What am I doing wrong? Do I have to convert T to U?

8 weeks ago
GenoMax

Do I have to convert T to U?

Yes you have to do that conversion. Then align with a bowtie v.1.x index created after the conversion.

Oh thank you so much! This makes total sense…

So how dow I do the conversion and on which file? The mature.fa I guess …

You could use sed 's/U/T/g' mature.fa > conv.fa as a quick brute force method. It may replace some u characters in fasta headers.

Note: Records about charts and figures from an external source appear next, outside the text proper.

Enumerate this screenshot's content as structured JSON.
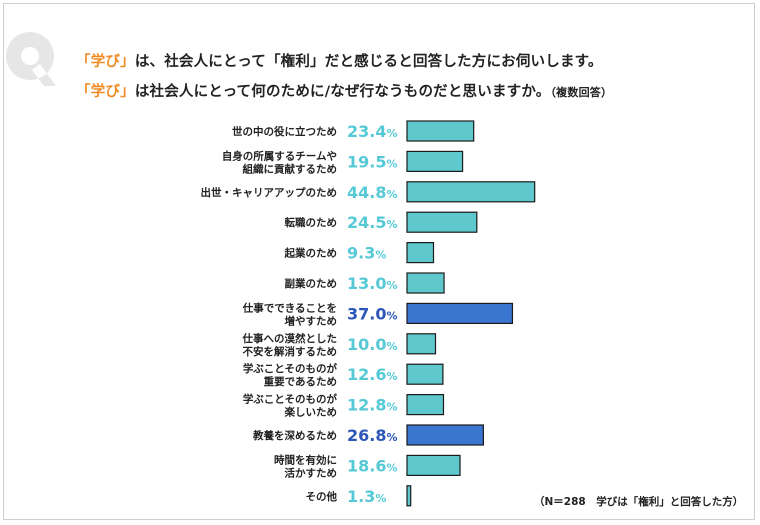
{
  "header": {
    "line1": [
      {
        "text": "「学び」",
        "accent": true
      },
      {
        "text": "は、社会人にとって「権利」だと感じると回答した方にお伺いします。",
        "accent": false
      }
    ],
    "line2": [
      {
        "text": "「学び」",
        "accent": true
      },
      {
        "text": "は社会人にとって何のために/なぜ行なうものだと思いますか。",
        "accent": false
      },
      {
        "text": "（複数回答）",
        "accent": false,
        "small": true
      }
    ]
  },
  "footnote": "（N＝288　学びは「権利」と回答した方）",
  "colors": {
    "accent": "#f08a24",
    "bar_normal": "#5fc8cc",
    "bar_highlight": "#3a75d0",
    "value_normal": "#55c9d6",
    "value_highlight": "#2b56b8",
    "q_mark": "#e6e6e6"
  },
  "chart_data": {
    "type": "bar",
    "orientation": "horizontal",
    "unit": "%",
    "categories": [
      [
        "世の中の役に立つため"
      ],
      [
        "自身の所属するチームや",
        "組織に貢献するため"
      ],
      [
        "出世・キャリアアップのため"
      ],
      [
        "転職のため"
      ],
      [
        "起業のため"
      ],
      [
        "副業のため"
      ],
      [
        "仕事でできることを",
        "増やすため"
      ],
      [
        "仕事への漠然とした",
        "不安を解消するため"
      ],
      [
        "学ぶことそのものが",
        "重要であるため"
      ],
      [
        "学ぶことそのものが",
        "楽しいため"
      ],
      [
        "教養を深めるため"
      ],
      [
        "時間を有効に",
        "活かすため"
      ],
      [
        "その他"
      ]
    ],
    "values": [
      23.4,
      19.5,
      44.8,
      24.5,
      9.3,
      13.0,
      37.0,
      10.0,
      12.6,
      12.8,
      26.8,
      18.6,
      1.3
    ],
    "value_labels": [
      "23.4",
      "19.5",
      "44.8",
      "24.5",
      "9.3",
      "13.0",
      "37.0",
      "10.0",
      "12.6",
      "12.8",
      "26.8",
      "18.6",
      "1.3"
    ],
    "highlight": [
      false,
      false,
      false,
      false,
      false,
      false,
      true,
      false,
      false,
      false,
      true,
      false,
      false
    ],
    "xlim": [
      0,
      100
    ],
    "grid": false,
    "legend": "none"
  }
}
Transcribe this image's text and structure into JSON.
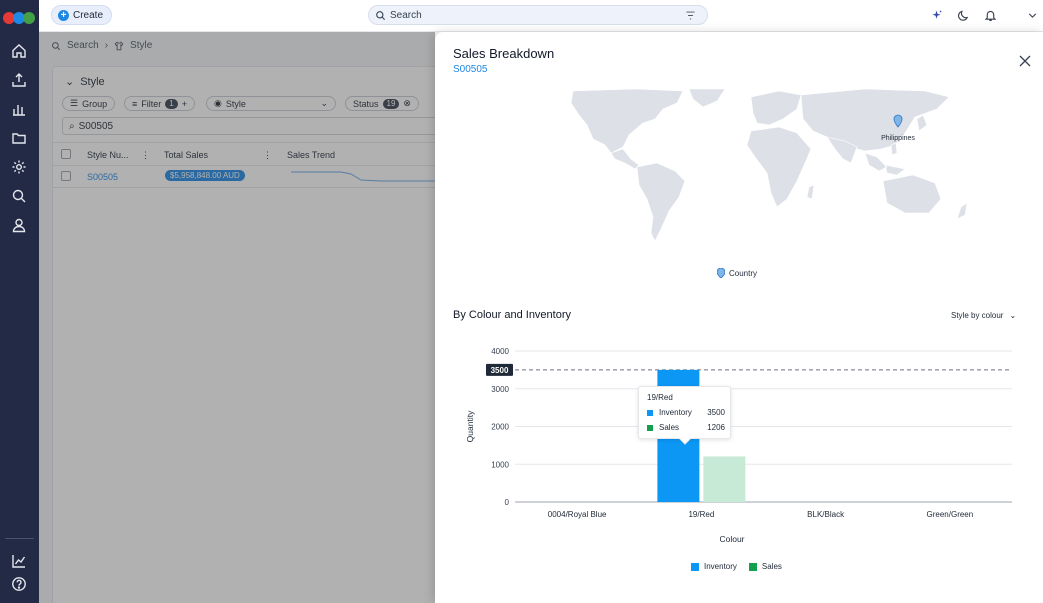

Just for the record. I did the conversion with

sed '/^[^>]/s/U/T/g' mature.fa > mature_conv.fa


to avoid modification of the header and it worked perfectly.

From:

>cel-let-7-5p MIMAT0000001 Caenorhabditis elegans let-7-5p
UGAGGUAGUAGGUUGUAUAGUU
>cel-let-7-3p MIMAT0015091 Caenorhabditis elegans let-7-3p
CUAUGCAAUUUUCUACCUUACC
>cel-lin-4-5p MIMAT0000002 Caenorhabditis elegans lin-4-5p
UCCCUGAGACCUCAAGUGUGA
>cel-lin-4-3p MIMAT0015092 Caenorhabditis elegans lin-4-3p
ACACCUGGGCUCUCCGGGUACC
>cel-miR-1-5p MIMAT0020301 Caenorhabditis elegans miR-1-5p
CAUACUUCCUUACAUGCCCAUA


To:

>cel-let-7-5p MIMAT0000001 Caenorhabditis elegans let-7-5p
TGAGGTAGTAGGTTGTATAGTT
>cel-let-7-3p MIMAT0015091 Caenorhabditis elegans let-7-3p
CTATGCAATTTTCTACCTTACC
>cel-lin-4-5p MIMAT0000002 Caenorhabditis elegans lin-4-5p
TCCCTGAGACCTCAAGTGTGA
>cel-lin-4-3p MIMAT0015092 Caenorhabditis elegans lin-4-3p
ACACCTGGGCTCTCCGGGTACC
>cel-miR-1-5p MIMAT0020301 Caenorhabditis elegans miR-1-5p
CATACTTCCTTACATGCCCATA


And the alignment seems to work as well! Thanks GenoMax

ok great I will try this. Maybe not in line with the thread but which aligner would you recommend to align the small-rna seq onto the genome? I just want to do differential miRNA expression between two conditions, nothing fancy. Is it in this case an advantage to align to the genome? I am worried that by aligning to mirBase the normalization will be tricky.

THANKS!

Since miRNA are small you will want to stick with an un-gapped aligner so bowtie v.1.x is a fine choice.

thanks, but what is the advantage of alignment to the mouse genome compared to alignment to mirbase? Is there any?

miRNA are small and you are likely to get a lot of multi-mapping. So you would need to account for that. If you are looking for novel species of miRNA then you may have to go the genome way.